This happened today (due to labservices issues) and icinga noticed but /I/ didn't notice until someone mentioned it on IRC.
Description
Details
Subject | Repo | Branch | Lines +/- | |
---|---|---|---|---|
icinga: enable paging and set contact_group for grid engine checks | operations/puppet | production | +4 -0 |
Status | Subtype | Assigned | Task | ||
---|---|---|---|---|---|
Resolved | • Bstorm | T199271 Upgrade the tools gridengine system | |||
Declined | None | T177850 Page if the grid engine master is unreachable |
Event Timeline
@Andrew What would be a command line to check if this is the case? Is it about a running process or actually connecting to it? Over which protocol?
Oh wait.. it's an existing Icinga check and this is only about changing the notification commands? That's easy enough.. taking it.
Change 427833 had a related patch set uploaded (by Dzahn; owner: Dzahn):
[operations/puppet@production] icinga: enable paging and set contact_group for grid engine checks
@Andrew Are the "Auth DNS TCP" and "Auth DNS UDP" checks the ones this is about?
https://icinga.wikimedia.org/cgi-bin/icinga/status.cgi?search_string=grid
I think my patch above will result in "all ops get SMS and additionally wmcs people get emails (or whatever their notification method is)" but it would not (yet) mean "SMS are sent but only to wmcs" people. Is the latter what you wanted?
Change 427833 abandoned by Dzahn:
icinga: enable paging and set contact_group for grid engine checks
Reason:
probably not what was intended on ticket, but not sure
@Dzahn That's pdns and not the same thing. The service here would be the gridengine gridmaster services (unreachable would probably mean it's network is shot?)
I'd say we should be checking that port 6444 is available on tools-grid-master.tools.eqiad.wmflabs if we wanted to verify if it was specifically reachable. Otherwise, we could monitor for the /usr/lib/gridengine/sge_qmaster process if the problem was the process dying. (I lack the full context here).
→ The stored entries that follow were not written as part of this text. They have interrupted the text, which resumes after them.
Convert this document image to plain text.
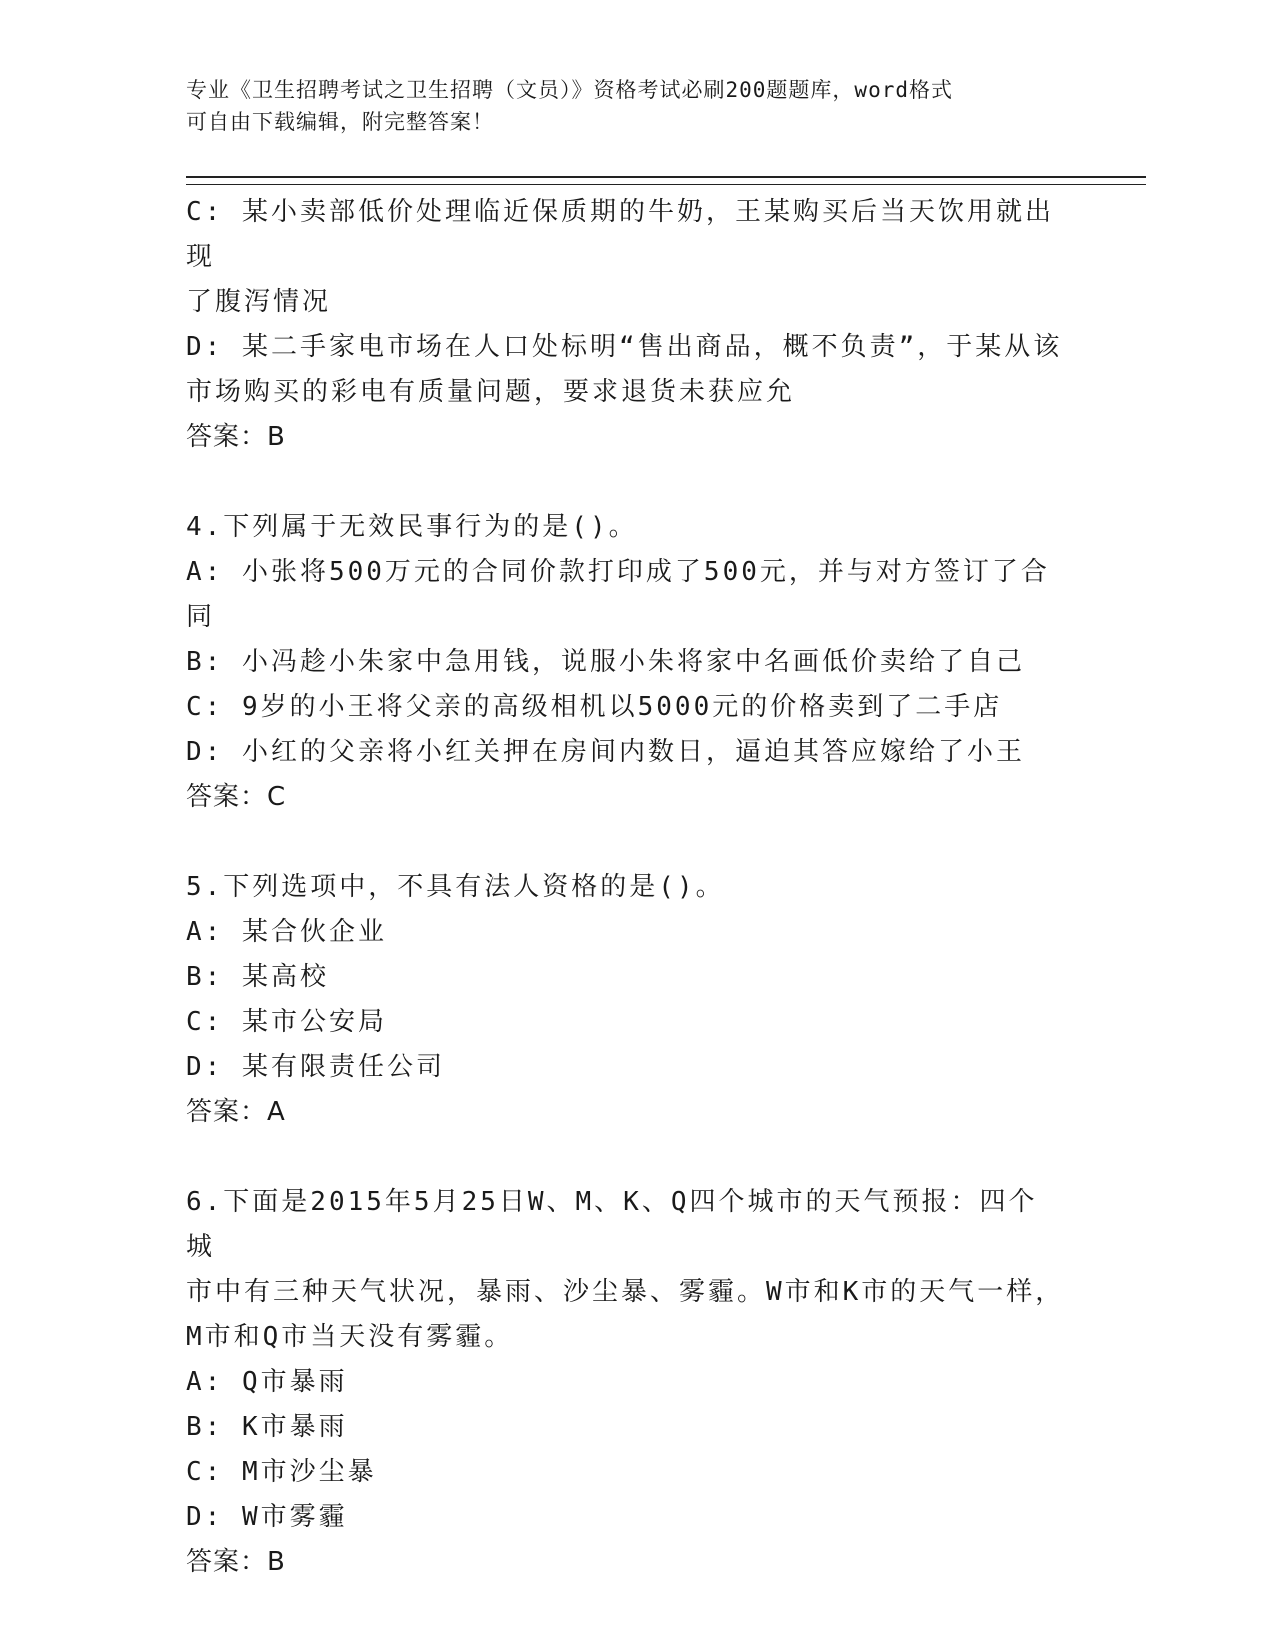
专业《卫生招聘考试之卫生招聘（文员）》资格考试必刷200题题库，word格式
可自由下载编辑，附完整答案！
C: 某小卖部低价处理临近保质期的牛奶，王某购买后当天饮用就出现
了腹泻情况
D: 某二手家电市场在人口处标明“售出商品，概不负责”，于某从该
市场购买的彩电有质量问题，要求退货未获应允
答案：B
4.下列属于无效民事行为的是()。
A: 小张将500万元的合同价款打印成了500元，并与对方签订了合同
B: 小冯趁小朱家中急用钱，说服小朱将家中名画低价卖给了自己
C: 9岁的小王将父亲的高级相机以5000元的价格卖到了二手店
D: 小红的父亲将小红关押在房间内数日，逼迫其答应嫁给了小王
答案：C
5.下列选项中，不具有法人资格的是()。
A: 某合伙企业
B: 某高校
C: 某市公安局
D: 某有限责任公司
答案：A
6.下面是2015年5月25日W、M、K、Q四个城市的天气预报：四个城
市中有三种天气状况，暴雨、沙尘暴、雾霾。W市和K市的天气一样，
M市和Q市当天没有雾霾。
A: Q市暴雨
B: K市暴雨
C: M市沙尘暴
D: W市雾霾
答案：B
@Bstorm Ok, thanks. I could add the check for port 6444 to Icinga. I note though that the original ticket says "icinga noticed" so i was trying to find which existing check that is. Then we just have to make that send SMS (instead of just email) to resolve this ticket.
Point! I can take a peek at that. I just jumped on this one randomly and was responding to comments. :)
Here's a question I have, how did Icinga notice? I don't think it monitors the VPS VMs. The grid master is a tools VM.
@Bstorm on Icinga we have a couple of checks for Check for gridmaster host resolution {TCP,UDP}, could be those ones?
modules/profile/manifests/openstack/base/pdns/auth/monitor/host_check.pp: description => 'Check for gridmaster host resolution UDP', modules/profile/manifests/openstack/base/pdns/auth/monitor/host_check.pp: description => 'Check for gridmaster host resolution TCP',
class profile::openstack::base::pdns::auth::monitor::host_check( $target_host = hiera('profile::openstack::base::pdns::host'), $target_fqdn = hiera('profile::openstack::base::pdns::monitor::target_fqdn'), ) { monitoring::service { "${target_host} Resolution": description => 'Auth DNS', check_command => "check_dns!${target_host}", } monitoring::service { "${target_host} Auth DNS UDP": description => 'Check for gridmaster host resolution UDP', check_command => "check_dig!${target_host}!${target_fqdn}", } monitoring::service { "${target_host} Auth DNS TCP": description => 'Check for gridmaster host resolution TCP', check_command => "check_dig_tcp!${target_host}!${target_fqdn}", } }
I'm not completely familiar with our network security policies but I believe icinga1001 can't resolve .wmflabs addresses and connections to 10.68.20.158:6444 aren't allowed either.
It seems this check would have to be done on... Shinken ("The Exorcist" soundtrack plays in the background).
Incidentially, we now have two grid masters :) So I suppose this should monitor tools-sgegrid-master as well.
@Andrew Are those the right things you wanted to alert on? It's just a DNS check, vs making sure the actual services are live, but the wording of the ticket suggests that's what this was. If so, we probably need to add the new grid master and then turn on the paging in general.
In theory there are tests that submit things to the grid via tools-checker
than ensure the gridmaster itself is functioning but previously we had
issues where DNS was faulty and that cascaded down IIRC so we put in some
service level checking there
@Bstorm yes, noticing and paging with the actual grid master VMs are down would be a good start. So probably that's just setting a flag and then copy/pasting for the additional grid.
This is a strange ticket. It seems like we have accrued all the pieces needed to find out if the grid is down now, but this one is specific and perhaps too historical to be as clearly resolved now as it may have been when created.